「気にしないでね。でも、あたし、ちょっとだけ気持ちの整理が必要かも……。山家さん、教えてくれてありがと。もう、帰るね。風がもっと強くなる前にハウスの補強しないと」
 山家さんが傘を貸してくれるって言ったけど、大丈夫って言って階段を駆け下りた。
 空っぽになった三条くんの部屋を見て、初めて、彼が居なくて寂しいと思った。
 ううん、初めてじゃないね。
 いままで、何度も何度もそう思った。
 声が聞きたい、隣に居て安心したい、そう思った。
 でも、それは望んではいけないことだって、そう自分に言い聞かせてた。
 あたしには、人を好きになる資格なんてない。
 三条くんに、好きになってもらう資格なんてない。
 お父さんとお母さんの幸せを壊して、弟たちの未来を壊して、三条くんのお母さんの夢まで壊してしまうところだった。
 でも、彼がちゃんと納得して、お母さんのために頑張るって思い直してくれたのなら、それが一番いい。

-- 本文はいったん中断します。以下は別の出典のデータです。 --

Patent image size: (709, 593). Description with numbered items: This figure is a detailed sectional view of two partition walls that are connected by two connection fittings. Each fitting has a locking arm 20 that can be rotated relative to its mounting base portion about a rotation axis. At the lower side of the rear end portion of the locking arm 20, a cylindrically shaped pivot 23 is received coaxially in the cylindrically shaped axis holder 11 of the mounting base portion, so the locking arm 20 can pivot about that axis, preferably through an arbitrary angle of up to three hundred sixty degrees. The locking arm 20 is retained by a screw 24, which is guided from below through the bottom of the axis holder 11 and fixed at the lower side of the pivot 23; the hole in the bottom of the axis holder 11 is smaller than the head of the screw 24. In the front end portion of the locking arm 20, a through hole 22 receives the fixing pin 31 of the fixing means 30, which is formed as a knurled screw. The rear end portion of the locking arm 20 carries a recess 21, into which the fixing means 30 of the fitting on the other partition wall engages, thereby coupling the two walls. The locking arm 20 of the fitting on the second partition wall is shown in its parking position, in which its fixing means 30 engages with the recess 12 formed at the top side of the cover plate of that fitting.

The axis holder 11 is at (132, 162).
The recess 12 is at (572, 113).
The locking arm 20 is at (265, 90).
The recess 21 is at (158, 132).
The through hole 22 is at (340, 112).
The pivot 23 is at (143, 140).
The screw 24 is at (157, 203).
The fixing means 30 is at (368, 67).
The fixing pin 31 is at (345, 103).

 彼は、たくさんの人に囲まれて、そのまなざしを集めて、自分を自分らしく表現するのが似合っている。
 彼の人生は、とっても素敵な主旋律。
 その主旋律は、『ソプラノ』のように華やかで輝かしい。
 あたしは、その『ソプラノ』を、少し離れた場所で支える『アルト』がいい。
 三条くんの隣に、あたしは似合わない。
 彼に、イチゴ農園の仕事なんて、まったく似合わない。
 これでいい。
 これでいいの。
 だからね? 三条くん。
 あなたはあたしのことなんてほっといて、素敵な主旋律の人生をまっすぐ歩いて行って。
 あたしは……、あたしは大丈夫だから。